| Vadodra |
Published: May 24, 2020 2:50:08 am
Just about a month after rates of chicken dropped to as low as Rs 40 a kilo, the prices of mutton and chicken have gone up to Rs 750 and Rs 250 per kilo respectively, ahead of Ramzan on Monday. The low supply of meat and poultry that triggered the price rise would mean that meat would be beyond the reach of many Muslim families for the festival.
Meat vendors and livestock traders say that transportation of goats from Rajasthan and MP has been held up while poultry farms have lowered their production following heavy losses during the beginning of the lockdown in April. With livestock mandis in Ranip in Ahmedabad — the biggest in the state — as well as in Surat and the tribal weekly markets closed on account of the pandemic, the supply chain has been broken.
Frozen cuts in stores that have opened since the relaxation of the lockdown are priced even higher at as much as Rs 400 a kilo for chicken and around Rs 1,000 for mutton.
Ishrar Pathan, 45, a painter who has been out of work for over two months, says, “I exhausted all my savings to sustain the family during the lockdown. Even now I don’t have work because no one wants painters at home at such a time. Every Eid, we would buy chicken or mutton at least for a meal but this year, we will not be able to afford meat at all. But we have got Ramzan grocery from charity organisation. We will buy some eggs if my son gets some money.” His son, who works at a furniture shop, rejoined work three days ago and the family of seven has been hugely dependant on food kits being distributed by Good Samaritans.

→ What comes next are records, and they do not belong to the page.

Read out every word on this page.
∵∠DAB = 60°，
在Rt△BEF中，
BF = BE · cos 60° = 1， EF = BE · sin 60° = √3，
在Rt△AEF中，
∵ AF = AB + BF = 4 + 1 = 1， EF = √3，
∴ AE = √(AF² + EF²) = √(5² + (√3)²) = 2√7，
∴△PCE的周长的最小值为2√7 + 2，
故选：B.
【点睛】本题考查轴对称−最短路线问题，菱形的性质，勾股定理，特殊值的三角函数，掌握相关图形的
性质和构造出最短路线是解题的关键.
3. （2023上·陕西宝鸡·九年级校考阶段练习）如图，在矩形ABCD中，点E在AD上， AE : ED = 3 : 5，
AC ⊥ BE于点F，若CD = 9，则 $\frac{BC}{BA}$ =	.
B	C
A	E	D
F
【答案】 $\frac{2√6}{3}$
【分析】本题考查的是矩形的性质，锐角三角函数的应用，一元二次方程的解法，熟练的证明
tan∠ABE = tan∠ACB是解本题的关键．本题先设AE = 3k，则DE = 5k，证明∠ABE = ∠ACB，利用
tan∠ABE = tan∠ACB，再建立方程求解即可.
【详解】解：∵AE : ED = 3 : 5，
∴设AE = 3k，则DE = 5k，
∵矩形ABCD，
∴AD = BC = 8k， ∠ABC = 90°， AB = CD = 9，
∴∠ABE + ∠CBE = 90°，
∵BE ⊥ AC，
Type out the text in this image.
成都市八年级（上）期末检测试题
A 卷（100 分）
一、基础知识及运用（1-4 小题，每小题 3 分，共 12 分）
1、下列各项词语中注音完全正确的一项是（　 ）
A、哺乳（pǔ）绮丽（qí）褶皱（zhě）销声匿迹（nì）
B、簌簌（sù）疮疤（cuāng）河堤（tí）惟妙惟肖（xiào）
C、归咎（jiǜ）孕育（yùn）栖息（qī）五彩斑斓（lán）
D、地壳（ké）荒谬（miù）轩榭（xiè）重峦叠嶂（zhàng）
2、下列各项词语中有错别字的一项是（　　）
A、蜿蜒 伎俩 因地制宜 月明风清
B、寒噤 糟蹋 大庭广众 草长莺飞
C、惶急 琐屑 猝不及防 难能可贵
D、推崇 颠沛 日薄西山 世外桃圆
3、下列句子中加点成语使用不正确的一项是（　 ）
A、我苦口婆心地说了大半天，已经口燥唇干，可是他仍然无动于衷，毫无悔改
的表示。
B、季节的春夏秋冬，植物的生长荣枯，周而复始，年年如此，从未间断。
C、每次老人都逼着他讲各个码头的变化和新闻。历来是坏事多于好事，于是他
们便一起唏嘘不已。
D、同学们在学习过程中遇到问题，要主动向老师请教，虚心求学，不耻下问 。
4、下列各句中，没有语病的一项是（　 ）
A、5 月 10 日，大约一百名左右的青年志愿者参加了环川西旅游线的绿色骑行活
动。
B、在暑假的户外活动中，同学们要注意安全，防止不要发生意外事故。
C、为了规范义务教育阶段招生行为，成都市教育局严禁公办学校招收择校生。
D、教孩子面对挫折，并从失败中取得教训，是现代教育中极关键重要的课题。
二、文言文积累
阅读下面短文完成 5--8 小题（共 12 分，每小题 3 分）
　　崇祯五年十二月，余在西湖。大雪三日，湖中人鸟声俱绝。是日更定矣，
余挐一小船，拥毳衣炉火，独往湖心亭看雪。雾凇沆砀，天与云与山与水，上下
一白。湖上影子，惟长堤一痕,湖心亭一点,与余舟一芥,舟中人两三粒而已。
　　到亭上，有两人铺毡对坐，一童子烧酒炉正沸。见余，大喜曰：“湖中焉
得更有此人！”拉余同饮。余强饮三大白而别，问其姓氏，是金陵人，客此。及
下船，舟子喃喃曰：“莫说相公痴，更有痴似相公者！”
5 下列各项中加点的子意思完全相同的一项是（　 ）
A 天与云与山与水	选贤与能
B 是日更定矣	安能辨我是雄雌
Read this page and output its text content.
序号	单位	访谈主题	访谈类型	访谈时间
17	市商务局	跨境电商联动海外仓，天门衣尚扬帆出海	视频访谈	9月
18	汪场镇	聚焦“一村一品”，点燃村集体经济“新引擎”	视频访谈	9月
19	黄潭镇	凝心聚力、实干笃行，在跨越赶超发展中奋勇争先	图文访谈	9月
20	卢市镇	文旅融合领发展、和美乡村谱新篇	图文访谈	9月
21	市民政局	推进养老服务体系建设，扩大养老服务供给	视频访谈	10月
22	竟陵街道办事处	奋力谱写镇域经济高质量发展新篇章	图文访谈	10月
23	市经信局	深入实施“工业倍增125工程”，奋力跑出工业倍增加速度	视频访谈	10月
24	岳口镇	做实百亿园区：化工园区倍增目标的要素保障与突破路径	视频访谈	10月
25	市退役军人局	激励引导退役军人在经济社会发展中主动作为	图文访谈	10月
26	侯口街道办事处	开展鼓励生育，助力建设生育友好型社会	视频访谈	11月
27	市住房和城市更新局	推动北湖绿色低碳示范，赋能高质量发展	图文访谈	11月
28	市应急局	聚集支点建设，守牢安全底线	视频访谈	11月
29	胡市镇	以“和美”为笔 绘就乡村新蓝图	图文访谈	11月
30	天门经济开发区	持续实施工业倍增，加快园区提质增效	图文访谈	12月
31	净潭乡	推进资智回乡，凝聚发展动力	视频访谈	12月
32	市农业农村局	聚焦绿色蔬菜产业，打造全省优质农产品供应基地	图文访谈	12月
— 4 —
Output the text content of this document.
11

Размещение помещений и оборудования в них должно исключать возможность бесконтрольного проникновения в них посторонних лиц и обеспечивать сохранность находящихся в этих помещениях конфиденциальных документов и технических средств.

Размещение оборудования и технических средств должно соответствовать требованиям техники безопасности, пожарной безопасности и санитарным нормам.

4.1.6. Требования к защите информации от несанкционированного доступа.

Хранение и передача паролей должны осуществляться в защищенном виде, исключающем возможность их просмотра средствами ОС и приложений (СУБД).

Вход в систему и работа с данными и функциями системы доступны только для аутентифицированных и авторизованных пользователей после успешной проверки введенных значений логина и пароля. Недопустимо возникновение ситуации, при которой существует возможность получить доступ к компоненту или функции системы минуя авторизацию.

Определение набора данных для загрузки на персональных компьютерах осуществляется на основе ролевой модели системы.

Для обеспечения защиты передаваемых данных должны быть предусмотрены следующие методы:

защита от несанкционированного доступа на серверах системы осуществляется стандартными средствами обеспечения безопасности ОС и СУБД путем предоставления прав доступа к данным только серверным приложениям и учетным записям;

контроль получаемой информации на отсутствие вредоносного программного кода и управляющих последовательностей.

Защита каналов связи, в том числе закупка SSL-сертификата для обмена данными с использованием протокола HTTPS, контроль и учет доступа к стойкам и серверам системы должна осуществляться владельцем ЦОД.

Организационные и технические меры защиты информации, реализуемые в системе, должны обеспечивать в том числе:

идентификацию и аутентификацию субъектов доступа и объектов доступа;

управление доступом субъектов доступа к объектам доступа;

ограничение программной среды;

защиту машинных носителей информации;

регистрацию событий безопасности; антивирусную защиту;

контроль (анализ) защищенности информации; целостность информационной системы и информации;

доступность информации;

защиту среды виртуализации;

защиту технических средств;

Like Pathan, many other middle income families too feel that mutton, at least, will be unaffordable. “At Rs 750-800 per kilo, it is not something we can afford. We are a family of six and we would need at least two kilo mutton to enjoy a good Eid meal,” says Sabeena Shaikh of Vadodara.
In Ahmedabad, a Muslim trust, Isa Foundation, has decided to make meat available to the community for Rs 450 per kilo. A message widely circulated says that the families wishing to book their meat must place an advance order for Rs 100 through a mobile wallet number shared. “Each buyer can purchase mutton from 500 grams to 10 kilos,” it says. The list also includes numbers of contact persons from various minority dominated areas of the city, including some containment zones.
A seller listed on the pamphlet says, “We have taken this initiative as the meat has become unaffordable for many families. This Eid is anyway about being at home and having a meal with your family. We will sell it locally in the areas listed.”
The price rise, traders say, is due to the increased demand in the past few weeks. Kamil Raza Shaikh, whose family runs the famous Alka Mutton shop in Alkapuri, says, “The lockdown and the ongoing pandemic has meant a huge loss to our business since March… the steep prices are due to short supply as the livestock from Rajasthan has not been transported and the mandis are closed,” says Shaikh.
Most vendors say that while most people who would have purchased mutton for Eid would stay away and opt for poultry, which has also seen a steep rise in prices, a month after vendors were forced to sell surplus chicken at Rs 100 for four birds. Hanif Qureshi of the Baroda Qureshi Jamat that mainly deals in poultry, says, “When the lockdown began, the MHA guidelines clearly mentioned meat and poultry as part of essential items, sale of which was allowed. But due to restrictions from the local administration, poultry meat shops were closed. This caused heavy losses to the poultry farm owners who have now reduced production to almost half and raised the price to make up for the losses.”
The prices, traders say, increase by about Rs 100 as one goes southwards from Rajasthan. “The price usually is about Rs 480 per kilo of mutton and about Rs 130-150 of a kilo of chicken in Gujarat. As you go further to Maharashtra and Mumbai, it would be about Rs 900 per kilo. But with livestock not available from Rajasthan, which is the bulk supplier, traders are going to individual animal rearers in villages to sustain themselves. A trader who would butcher about 10 goats in a day is currently doing only 4-5 due to short supply,” Qureshi says.
With exports suspended and transportation an issue, most districts of Rajasthan and MP that rear livestock are facing financial crisis. Adil Noor, Secretary of the Livestock Exporters’ Association, says, “The rearing of livestock for slaughter is similar to farming of any crop. There is a cycle and the animals and must reach slaughter house at the end of the efforts taken to raise it. The prices will go down only when the stock is back in proportion to the demand.”